Features

Trash talk: New York mayor’s proposed recycling halt angers environmental groups

By Larry McShane The Associated Press
Tuesday April 23, 2002

NEW YORK — The nation’s recycling movement has been steadily expanding for three decades — so much that it has become almost standard practice for people to separate their paper, plastic and glass. 

But in the nation’s biggest city — and the one that produces the most garbage — New York Mayor Michael Bloomberg wants to temporarily do away with most recycling in an effort to close a nearly $5 billion budget gap. 

It’s a notable retreat from the recycling movement and one that has been trashed by critics. Despite the opposition and the plan’s major political hurdles, Bloomberg stuck with the proposal when he released a new version of his budget last week. 

Bloomberg would suspend the recycling of glass, metal and plastic for 18 months at an estimated savings of $56.6 million. The city collects more than 320,000 tons of recyclable glass, metal and plastic annually, but Bloomberg said it does the job inefficiently. 

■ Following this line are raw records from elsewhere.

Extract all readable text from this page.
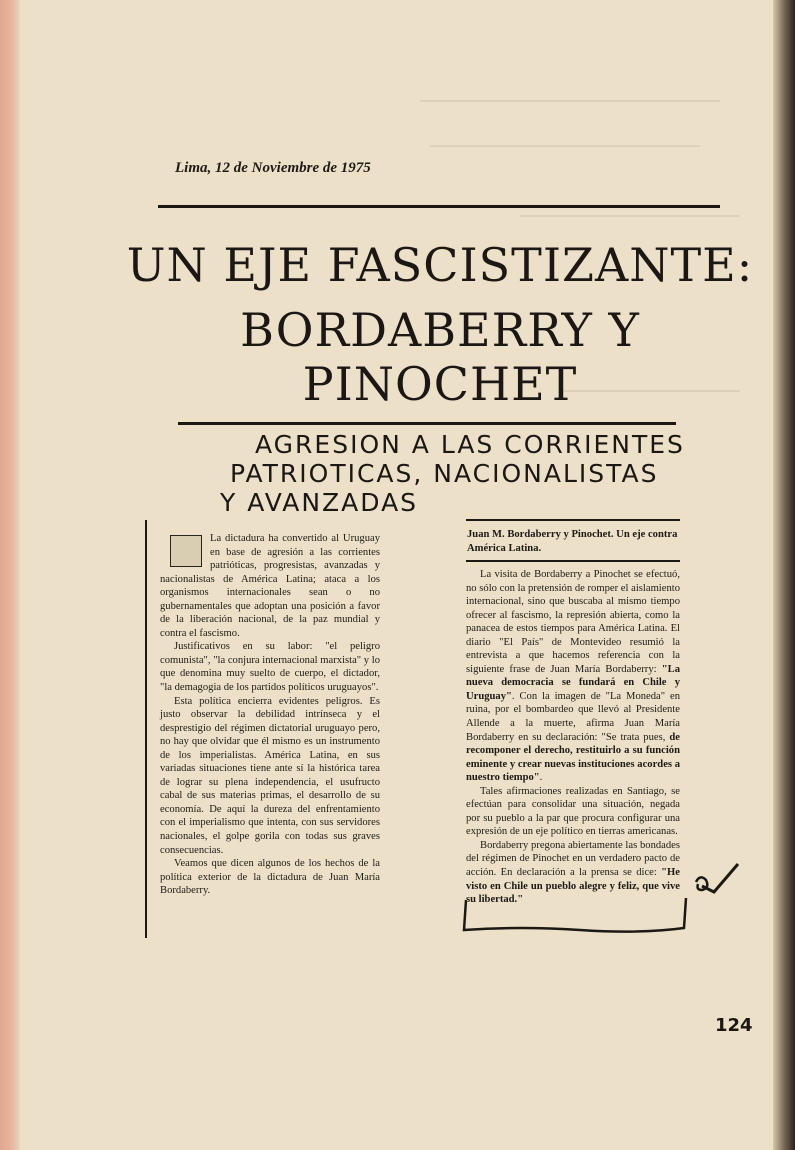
Lima, 12 de Noviembre de 1975
UN EJE FASCISTIZANTE:
BORDABERRY Y PINOCHET
AGRESION A LAS CORRIENTES
PATRIOTICAS, NACIONALISTAS
Y AVANZADAS

La dictadura ha convertido al Uruguay en base de agresión a las corrientes patrióticas, progresistas, avanzadas y nacionalistas de América Latina; ataca a los organismos internacionales sean o no gubernamentales que adoptan una posición a favor de la liberación nacional, de la paz mundial y contra el fascismo.

Justificativos en su labor: "el peligro comunista", "la conjura internacional marxista" y lo que denomina muy suelto de cuerpo, el dictador, "la demagogia de los partidos políticos uruguayos".

Esta política encierra evidentes peligros. Es justo observar la debilidad intrínseca y el desprestigio del régimen dictatorial uruguayo pero, no hay que olvidar que él mismo es un instrumento de los imperialistas. América Latina, en sus variadas situaciones tiene ante sí la histórica tarea de lograr su plena independencia, el usufructo cabal de sus materias primas, el desarrollo de su economía. De aquí la dureza del enfrentamiento con el imperialismo que intenta, con sus servidores nacionales, el golpe gorila con todas sus graves consecuencias.

Veamos que dicen algunos de los hechos de la política exterior de la dictadura de Juan María Bordaberry.

Juan M. Bordaberry y Pinochet. Un eje contra América Latina.

La visita de Bordaberry a Pinochet se efectuó, no sólo con la pretensión de romper el aislamiento internacional, sino que buscaba al mismo tiempo ofrecer al fascismo, la represión abierta, como la panacea de estos tiempos para América Latina. El diario "El País" de Montevideo resumió la entrevista a que hacemos referencia con la siguiente frase de Juan María Bordaberry: "La nueva democracia se fundará en Chile y Uruguay". Con la imagen de "La Moneda" en ruina, por el bombardeo que llevó al Presidente Allende a la muerte, afirma Juan María Bordaberry en su declaración: "Se trata pues, de recomponer el derecho, restituirlo a su función eminente y crear nuevas instituciones acordes a nuestro tiempo".

Tales afirmaciones realizadas en Santiago, se efectúan para consolidar una situación, negada por su pueblo a la par que procura configurar una expresión de un eje político en tierras americanas.

Bordaberry pregona abiertamente las bondades del régimen de Pinochet en un verdadero pacto de acción. En declaración a la prensa se dice: "He visto en Chile un pueblo alegre y feliz, que vive su libertad."

124
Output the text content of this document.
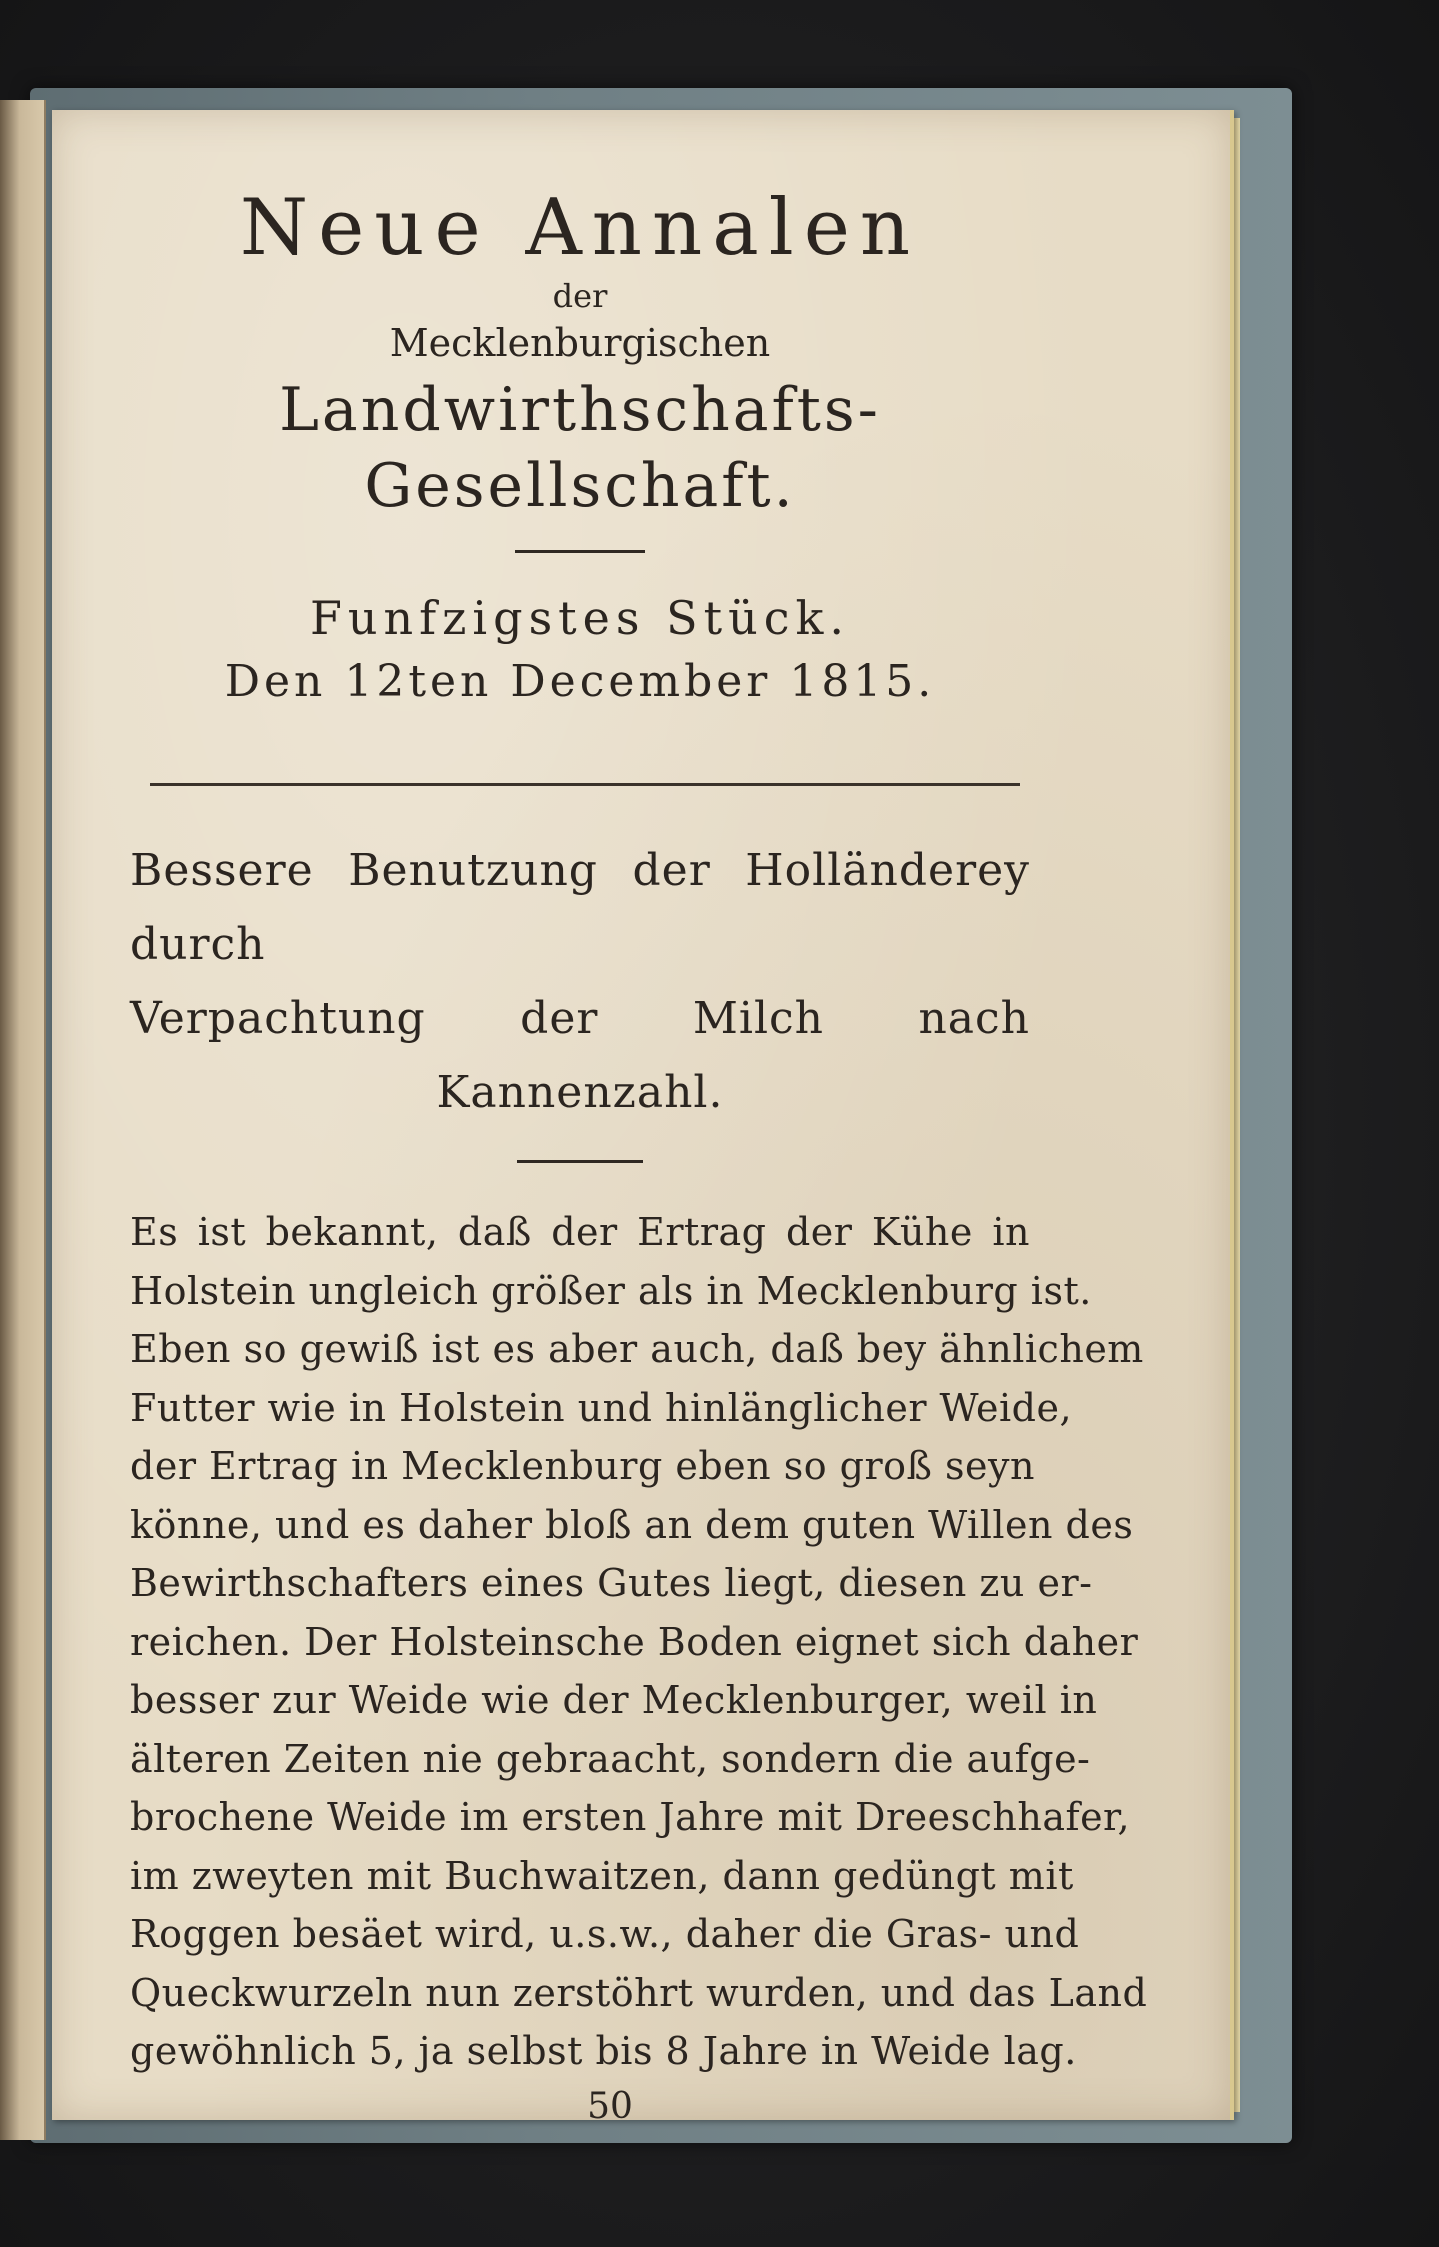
Neue Annalen

der

Mecklenburgischen

Landwirthschafts-Gesellschaft.

Funfzigstes Stück.

Den 12ten December 1815.

Bessere Benutzung der Holländerey durch
Verpachtung der Milch nach Kannenzahl.
Es ist bekannt, daß der Ertrag der Kühe in
Holstein ungleich größer als in Mecklenburg ist.
Eben so gewiß ist es aber auch, daß bey ähnlichem
Futter wie in Holstein und hinlänglicher Weide,
der Ertrag in Mecklenburg eben so groß seyn
könne, und es daher bloß an dem guten Willen des
Bewirthschafters eines Gutes liegt, diesen zu er-
reichen. Der Holsteinsche Boden eignet sich daher
besser zur Weide wie der Mecklenburger, weil in
älteren Zeiten nie gebraacht, sondern die aufge-
brochene Weide im ersten Jahre mit Dreeschhafer,
im zweyten mit Buchwaitzen, dann gedüngt mit
Roggen besäet wird, u.s.w., daher die Gras- und
Queckwurzeln nun zerstöhrt wurden, und das Land
gewöhnlich 5, ja selbst bis 8 Jahre in Weide lag.

50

“The recycling program is not, with the exception of paper, saving the ecology of the world very much. And it is very expensive,” said Bloomberg, who unveiled the proposal in his initial budget in February. 

Environmental groups say they are unaware of any major American city that has scaled back its recycling program. 

“To stop recycling would be to turn the clock backward,” said Suzanne Shepard of the New York chapter of the Sierra Club. “Recycling and waste reduction are the cornerstones to reducing this city’s waste stream.” 

The plan still faces approval by the City Council, where members have expressed opposition. State law also requires curbside recycling, so a suspension could face legal challenges as well. 

City Council member Michael McMahon, head of the council committee on sanitation and solid waste, said the city has never fully committed to its decade-old recycling program. He fears that if the city suspends the program, it would disappear forever. 

“I’m very discouraged that in this tough budgetary time, they use that as an excuse to kill the program,” said McMahon, a Staten Island Democrat whose borough was home to the city’s recently closed landfill. 

The city ships its trash out of state, and the New York Public Interest Group said that increasing the volume of trash will simply invite higher per-ton disposal rates. 

But the Bloomberg administration insists the recycling program is both costly and ineffective. 

The cost of glass, metal and plastic recycling is $240 per ton, according to the mayor’s office; simple trash disposal runs about $130 per ton, accounting for the savings. The city would continue its paper recycling program, which runs about $87 a ton. 

The Department of Sanitation, which operates the program, estimates 40 percent of the city’s glass, metal and plastic waste is not suitable quality for recycling — so the material goes to a landfill anyway. 

In addition, the administration says the current program of collecting and sorting recyclables is labor-intensive in a city with unusually high labor costs. It suggests the suspension would allow the city to reconstitute the recycling program to make it more efficient. 

It’s not the first time a city in New York state has discussed halting recycling. 

On Jan. 1, 2000, the small city of Amsterdam about 30 miles northwest of Albany became the first municipality in the nation to officially drop its recycling program to help the cash-strapped city’s finances. 

State Attorney General Eliot Spitzer sued and Amsterdam officials then resumed recycling rather than face potential penalties, including massive fines. 

Spitzer has been offering expertise to New York City on the matter, but his spokesman said earlier this year that the office didn’t plan on suing the city.